2 Civil Code section 789.3, subdivision (d), provides in relevant part: “In any action under subdivision (c) the court shall award reasonable attorney’s fees to the prevailing party.” Civil Code section 1942.5, subdivision (g), provides: “In any action brought for damages for retaliatory eviction, the court shall award reasonable attorney’s fees to the prevailing party if either party requests attorney’s fees upon the initiation of the action.” 3 Undesignated statutory references are to the Code of Civil Procedure.

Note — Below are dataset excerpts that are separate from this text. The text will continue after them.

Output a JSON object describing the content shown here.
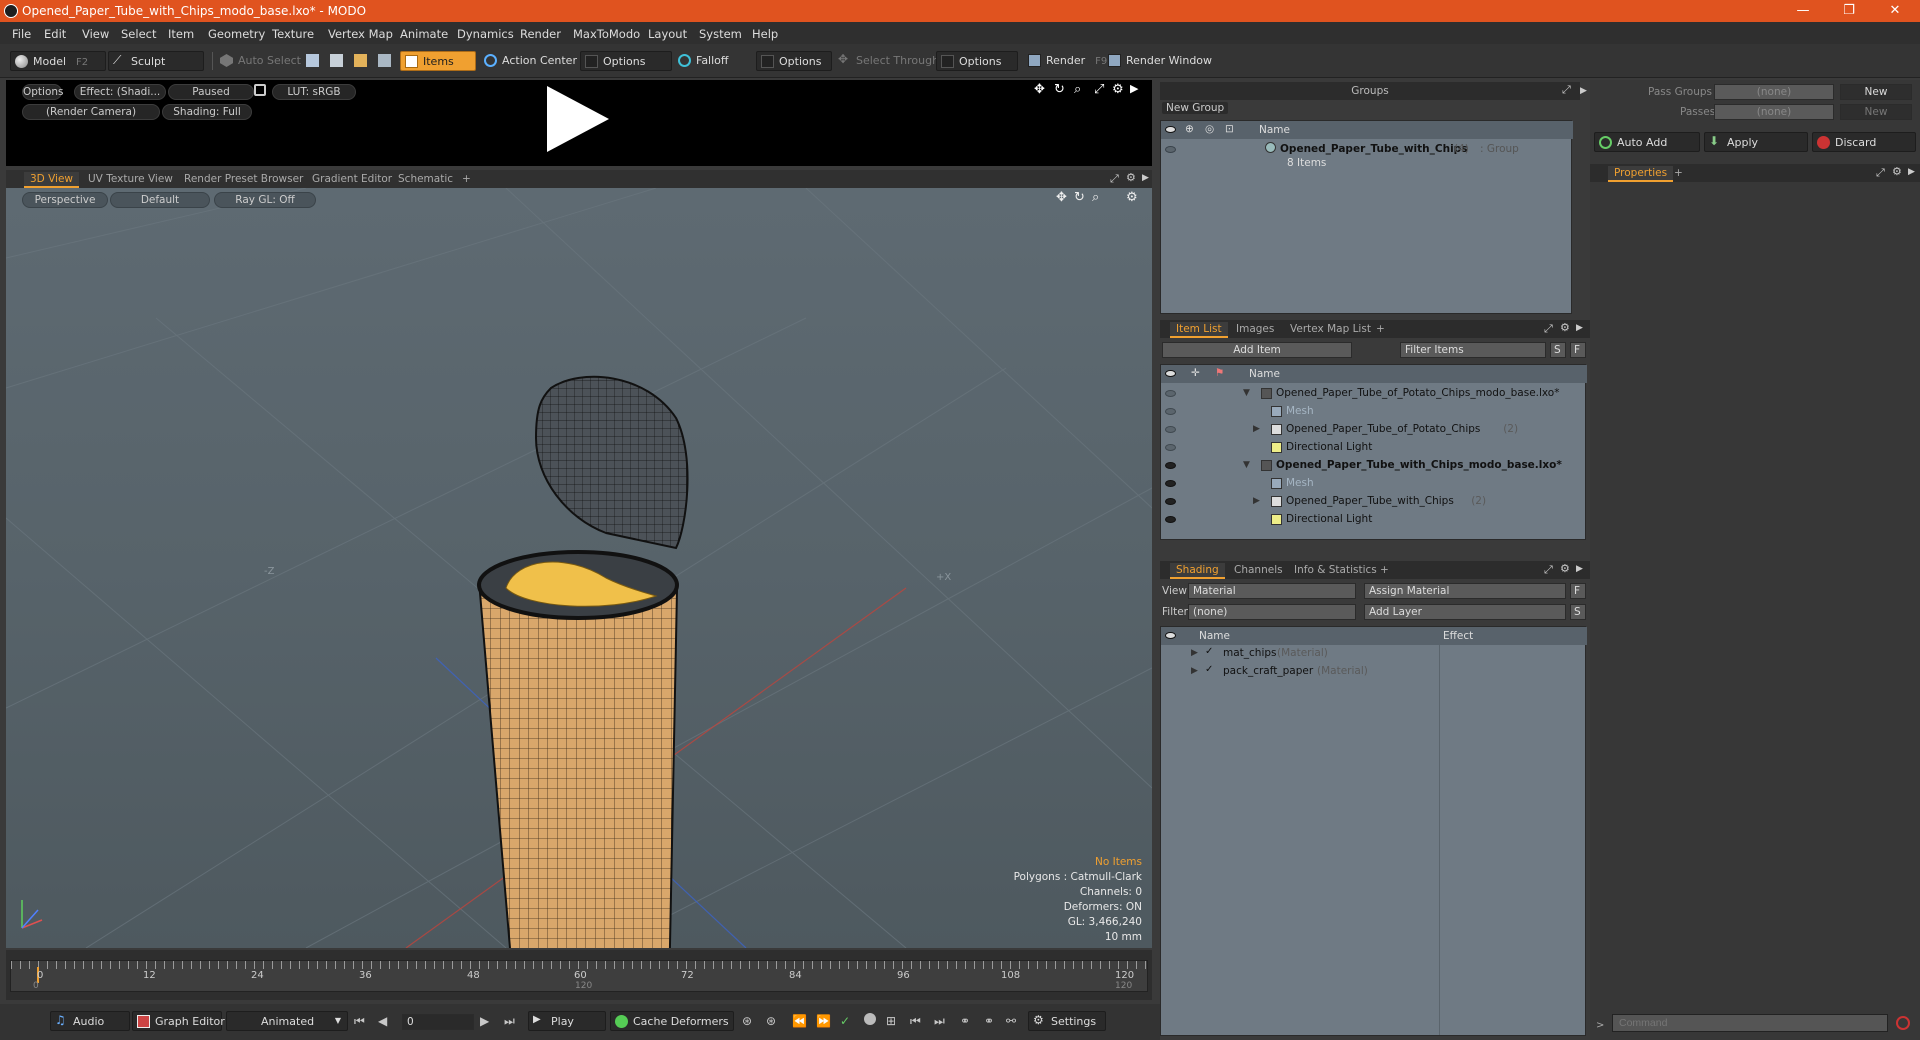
{
  "window": {
    "title": "Opened_Paper_Tube_with_Chips_modo_base.lxo* - MODO",
    "controls": [
      "—",
      "❐",
      "✕"
    ]
  },
  "menu": [
    "File",
    "Edit",
    "View",
    "Select",
    "Item",
    "Geometry",
    "Texture",
    "Vertex Map",
    "Animate",
    "Dynamics",
    "Render",
    "MaxToModo",
    "Layout",
    "System",
    "Help"
  ],
  "toolbar": {
    "model": "Model",
    "model_key": "F2",
    "sculpt": "Sculpt",
    "auto_select": "Auto Select",
    "items": "Items",
    "action_center": "Action Center",
    "options1": "Options",
    "falloff": "Falloff",
    "options2": "Options",
    "select_through": "Select Through",
    "options3": "Options",
    "render": "Render",
    "render_key": "F9",
    "render_window": "Render Window"
  },
  "render_view": {
    "options": "Options",
    "effect": "Effect: (Shadi...",
    "paused": "Paused",
    "lut": "LUT: sRGB",
    "camera": "(Render Camera)",
    "shading": "Shading: Full"
  },
  "viewport_tabs": [
    "3D View",
    "UV Texture View",
    "Render Preset Browser",
    "Gradient Editor",
    "Schematic",
    "+"
  ],
  "viewport": {
    "projection": "Perspective",
    "style": "Default",
    "raygl": "Ray GL: Off",
    "axis_z": "-Z",
    "axis_x": "+X",
    "hud": {
      "selection": "No Items",
      "polygons": "Polygons : Catmull-Clark",
      "channels": "Channels: 0",
      "deformers": "Deformers: ON",
      "gl": "GL: 3,466,240",
      "unit": "10 mm"
    }
  },
  "timeline": {
    "ticks": [
      "0",
      "12",
      "24",
      "36",
      "48",
      "60",
      "72",
      "84",
      "96",
      "108",
      "120"
    ],
    "lower_start": "0",
    "lower_mid": "120",
    "lower_end": "120"
  },
  "bottombar": {
    "audio": "Audio",
    "graph_editor": "Graph Editor",
    "animated": "Animated",
    "frame": "0",
    "play": "Play",
    "cache_deformers": "Cache Deformers",
    "settings": "Settings"
  },
  "groups": {
    "title": "Groups",
    "new_group": "New Group",
    "col_name": "Name",
    "group_name": "Opened_Paper_Tube_with_Chips",
    "group_count": "(4)",
    "group_type": ": Group",
    "group_items": "8 Items"
  },
  "pass": {
    "pass_groups_label": "Pass Groups",
    "pass_groups_value": "(none)",
    "passes_label": "Passes",
    "passes_value": "(none)",
    "new1": "New",
    "new2": "New",
    "auto_add": "Auto Add",
    "apply": "Apply",
    "discard": "Discard",
    "properties_tab": "Properties",
    "plus": "+"
  },
  "itemlist": {
    "tabs": [
      "Item List",
      "Images",
      "Vertex Map List",
      "+"
    ],
    "add_item": "Add Item",
    "filter_items": "Filter Items",
    "s": "S",
    "f": "F",
    "col_name": "Name",
    "rows": [
      {
        "label": "Opened_Paper_Tube_of_Potato_Chips_modo_base.lxo*",
        "count": "",
        "bold": false
      },
      {
        "label": "Mesh",
        "count": "",
        "bold": false
      },
      {
        "label": "Opened_Paper_Tube_of_Potato_Chips",
        "count": "(2)",
        "bold": false
      },
      {
        "label": "Directional Light",
        "count": "",
        "bold": false
      },
      {
        "label": "Opened_Paper_Tube_with_Chips_modo_base.lxo*",
        "count": "",
        "bold": true
      },
      {
        "label": "Mesh",
        "count": "",
        "bold": false
      },
      {
        "label": "Opened_Paper_Tube_with_Chips",
        "count": "(2)",
        "bold": false
      },
      {
        "label": "Directional Light",
        "count": "",
        "bold": false
      }
    ]
  },
  "shading": {
    "tabs": [
      "Shading",
      "Channels",
      "Info & Statistics",
      "+"
    ],
    "view_label": "View",
    "view_value": "Material",
    "assign_material": "Assign Material",
    "f": "F",
    "filter_label": "Filter",
    "filter_value": "(none)",
    "add_layer": "Add Layer",
    "s": "S",
    "col_name": "Name",
    "col_effect": "Effect",
    "rows": [
      {
        "name": "mat_chips",
        "type": "(Material)"
      },
      {
        "name": "pack_craft_paper",
        "type": "(Material)"
      }
    ]
  },
  "command": {
    "placeholder": "Command"
  },
  "colors": {
    "accent": "#f0a030",
    "title": "#e0531f",
    "tube": "#d9a76b"
  }
}
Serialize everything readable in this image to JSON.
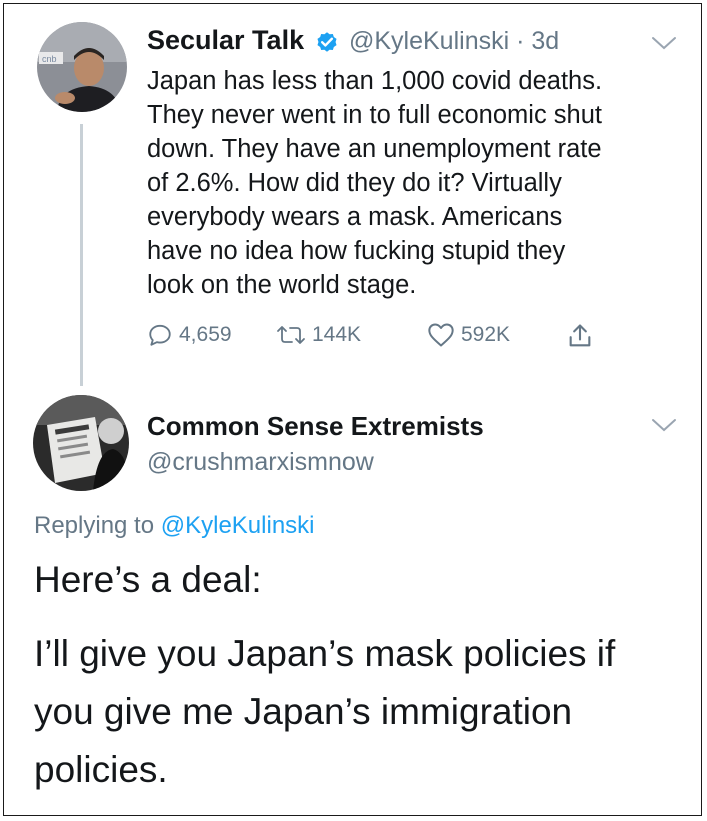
{
  "original_tweet": {
    "display_name": "Secular Talk",
    "handle": "@KyleKulinski",
    "time": "3d",
    "text": "Japan has less than 1,000 covid deaths.\nThey never went in to full economic shut\ndown. They have an unemployment rate\nof 2.6%. How did they do it? Virtually\neverybody wears a mask. Americans\nhave no idea how fucking stupid they\nlook on the world stage.",
    "replies": "4,659",
    "retweets": "144K",
    "likes": "592K",
    "avatar_sign_text": "cnb"
  },
  "reply_tweet": {
    "display_name": "Common Sense Extremists",
    "handle": "@crushmarxismnow",
    "replying_prefix": "Replying to",
    "replying_handle": "@KyleKulinski",
    "line1": "Here’s a deal:",
    "line2": "I’ll give you Japan’s mask policies if",
    "line3": "you give me Japan’s immigration",
    "line4": "policies."
  },
  "colors": {
    "text": "#14171a",
    "secondary": "#657786",
    "link": "#1da1f2",
    "verified": "#1da1f2"
  }
}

3 Harvey filed for bankruptcy in December 2011. Mark followed suit in February 2013. Harris was granted relief from the automatic stay (11 U.S.C. § 362) in Harvey’s bankruptcy case, permitting Harris to enforce his remedies against the Property. The case was transferred to the Honorable Lawrence John Appel, who accepted a peremptory challenge (§ 170.6) filed against him by Harvey, concluding that it was timely. The presiding judge vacated that order, determining that the judgment debtors had already exhausted their one peremptory challenge when they successfully challenged the Honorable John M. True in 2011. The case was returned to Judge Appel. An execution sale of the Property was finally set for May 1, 2013. Prior to the sale, on April 22, 2013, Harvey filed a motion to stay the sale, set a minimum price and/or appoint a receiver. Harvey argued that the sale “should be stayed until all motions and potential appeals can be heard without the judgment being executed which the defendants are seeking to set aside. Voiding prior judgments will eliminate any basis to collect the subject judgment . . . and eliminate any need to sell the [Property]. By the time of this ex parte application, [Harvey] will have filed a motion before Judge Carvill to clarify his August 23, 2011 Order, which essentially found that the July 18, 2003 injunction was procured by not providing [Harvey with notice.]” In support of his motion, Harvey submitted an appraisal from realtor Barry Ripp who estimated the value of the Property was between $725,000 and $750,000. On the day before the scheduled sale, Judge Appel heard Harvey’s motion to stay. In the minute order denying the motion (April 30 Order Denying Stay), Judge Appel wrote: “[Harvey] has not sufficiently demonstrated that the motion that he states he ‘will have filed [by April 23, 2013] before Judge Carvill . . . bears any relationship to the [July 2011 Order of Sale] that he seeks to stay. . . . [Harvey] merely argues (without providing any supporting facts, evidence or authority) that the ‘injunction’ in the other case ‘was the underpinning of the instant default judgment.’ . . . The judgment in this action was based on the nine causes of action . . . alleging, inter alia, violation of Civil Code § 789.3(b), wrongful eviction, violation of Civil Code § 1942.5, breach of covenant of quiet enjoyment, and intentional infliction of emotional distress.